Si tuvieras que definir este libro, ¿cómo lo harías?

Creo que Cuando mamá llevaba trenzas es un álbum para compartir vivencias, recuerdos y sensaciones, para conversar en torno a qué es ser niños y, aunque pueda sonar pretencioso, qué es ser personas en un determinado tiempo y entorno.

¿Qué creadores de libros para niños han influido en tu trabajo o te han servido como paradigmas?

Realmente no lo sé. He ilustrado para niños y adultos desde lo que soy y lo que he leído, no por prepotencia –porque considere que eso me baste–, sino porque, como he dicho, soy casi una recién llegada; los álbumes en que soy autora –este y otro anterior que verá la luz también con bookolia en 2020– los preparé en un momento en que realmente conocía muy poco; los construí para aprender. Creo que ahora, en tres años de miradas y lecturas he aprendido bastante –aunque poco aún teniendo en cuenta lo vasto y complejo del sector–, y admiro la obra de muchos autores e ilustradores de estilos y formatos muy diferentes de los que hasta ahora he abordado. Realmente, hace tan solo unos meses me planteaba si realmente la literatura infantil y juvenil era el ámbito en que podía encajar como ilustradora/autora. La llegada de nuevos encargos –para adultos, niños y jóvenes– indica que hay editores a quienes les gusta lo que hago, pero no sé hacia donde irán mis siguientes proyectos propios.

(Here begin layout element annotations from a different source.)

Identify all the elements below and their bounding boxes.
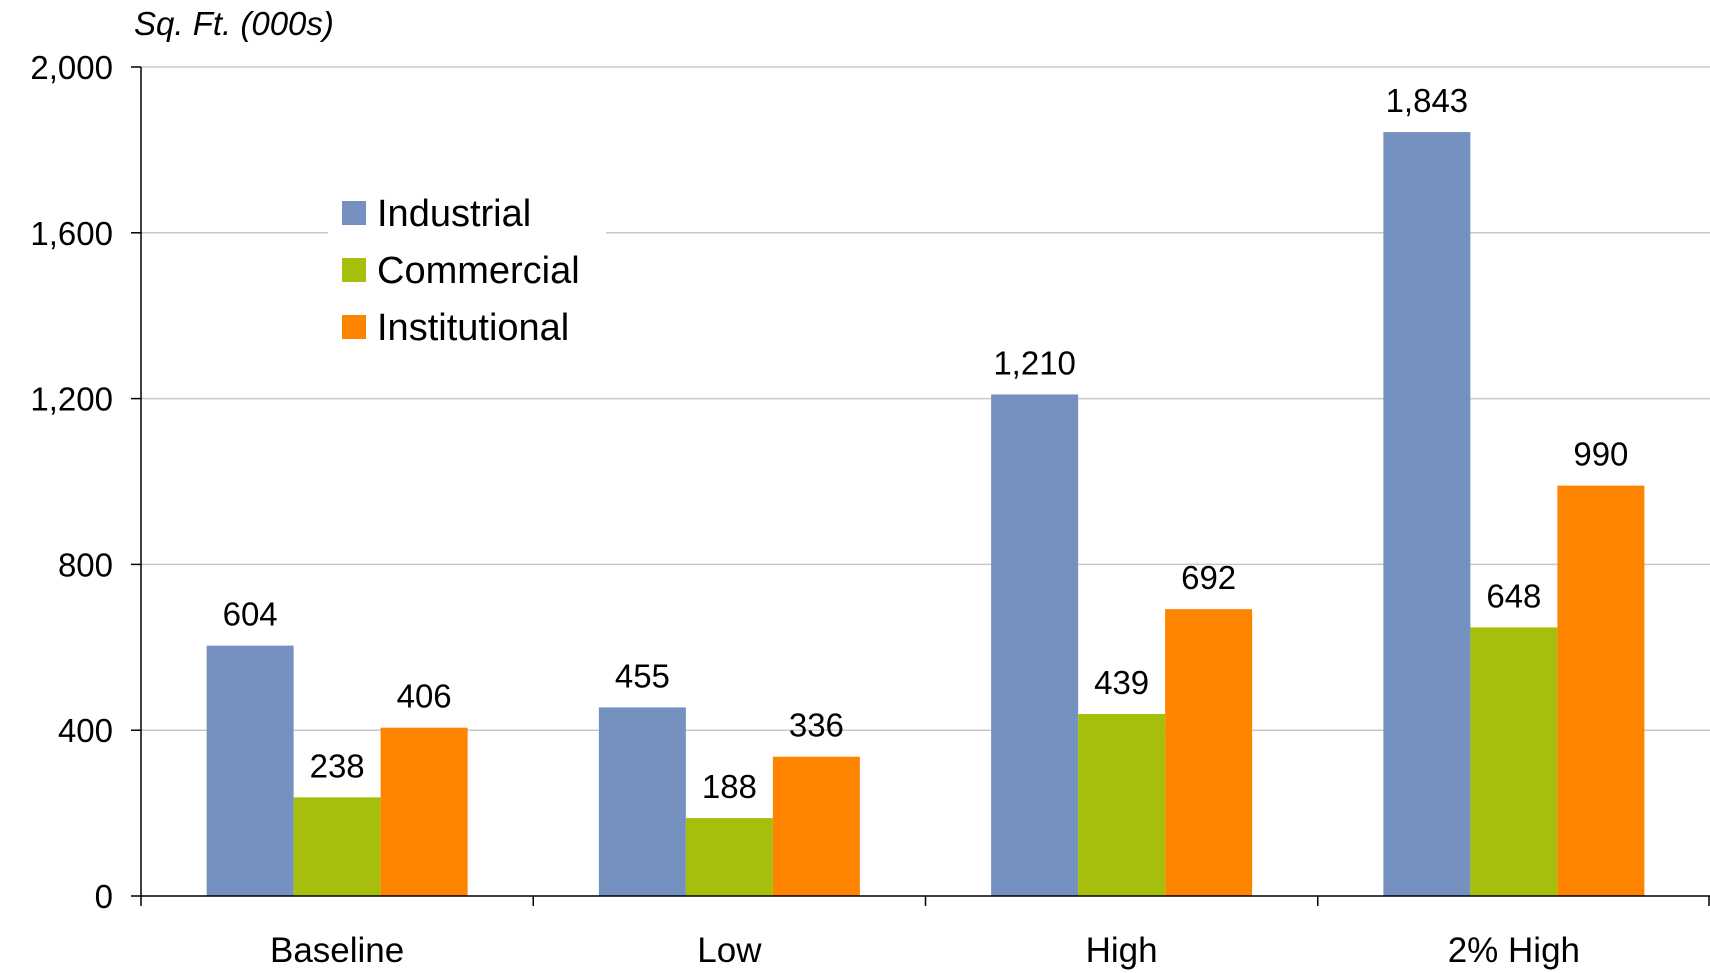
legend-label: Commercial (377, 250, 580, 292)
bar-commercial (1078, 714, 1166, 896)
bar-commercial (1470, 627, 1558, 896)
y-tick-label: 400 (58, 712, 113, 749)
y-axis-unit-label: Sq. Ft. (000s) (134, 5, 334, 42)
x-category-label: Low (697, 931, 762, 970)
legend-background (328, 175, 606, 356)
bar-institutional (380, 727, 468, 896)
x-category-label: High (1086, 931, 1158, 970)
bar-industrial (991, 394, 1079, 896)
data-label: 1,843 (1386, 82, 1469, 119)
data-label: 1,210 (993, 344, 1076, 381)
legend: Industrial Commercial Institutional (328, 175, 606, 356)
bar-industrial (206, 645, 294, 896)
y-tick-label: 1,600 (30, 215, 113, 252)
data-labels: 604 238 406 455 188 336 1,210 439 692 1,843 648 990 (223, 82, 1629, 805)
bar-commercial (685, 818, 773, 896)
data-label: 604 (223, 596, 278, 633)
data-label: 188 (702, 768, 757, 805)
bar-industrial (598, 707, 686, 896)
legend-label: Institutional (377, 307, 569, 349)
data-label: 238 (310, 747, 365, 784)
data-label: 455 (615, 657, 670, 694)
data-label: 406 (397, 678, 452, 715)
y-tick-label: 0 (95, 878, 113, 915)
legend-swatch (342, 201, 366, 225)
axes: 0 400 800 1,200 1,600 2,000 Baseline Low High 2% … (30, 49, 1710, 970)
legend-swatch (342, 315, 366, 339)
legend-label: Industrial (377, 193, 531, 235)
bar-commercial (293, 797, 381, 896)
data-label: 439 (1094, 664, 1149, 701)
bar-industrial (1383, 132, 1471, 896)
legend-swatch (342, 258, 366, 282)
data-label: 692 (1181, 559, 1236, 596)
y-tick-label: 2,000 (30, 49, 113, 86)
bar-institutional (1165, 609, 1253, 896)
data-label: 336 (789, 707, 844, 744)
y-tick-label: 800 (58, 546, 113, 583)
x-category-label: Baseline (270, 931, 404, 970)
bar-institutional (772, 756, 860, 896)
bars (206, 132, 1645, 896)
x-category-label: 2% High (1448, 931, 1580, 970)
y-tick-label: 1,200 (30, 381, 113, 418)
bar-institutional (1557, 485, 1645, 896)
data-label: 990 (1573, 436, 1628, 473)
data-label: 648 (1486, 577, 1541, 614)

¿Qué pensaste cuando supiste que una organización con sede en Estados Unidos, dedicada a promover la literatura de calidad para niños y jóvenes en español, había escogido Cuando mamá llevaba trenzas como uno de sus premios del 2019?

Me resultó difícil de creer. Conocía los premios y la labor de la Fundación Cuatrogatos, y que un álbum que había nacido sin ninguna pretensión –desde el ámbito de lo más personal y publicado por una editorial joven y pequeña en el último tramo del año– alcanzara un reconocimiento así me llenó de alegría.

Hay otros motivos: la situación de la lengua española en el mundo ha sido uno de los temas de mi interés; reconocer en el idioma un elemento aglutinador esencial para sus hablantes en Estados Unidos y, en general, para nuestra comunidad cultural hace que me emocione especialmente la posibilidad de llegar a otras personas con las que, a través de la lengua, comparto también identidad.

Y finalmente y en otro orden de cosas, justamente había tomado la decisión de reducir levemente mi dedicación universitaria a partir de este curso 2018-19; para mí la oportunidad de ver publicados algunos proyectos que me satisfacían personalmente era ya suficiente justificación, porque la vida me ha enseñado a no cifrar las recompensas en un futuro que no está en nuestras manos. El premio viene a ratificar de otra manera eso que yo ya intuía: que no debía dejar pasar sino, al contrario, aceptar uno de los regalos que la vida me estaba inesperadamente ofreciendo.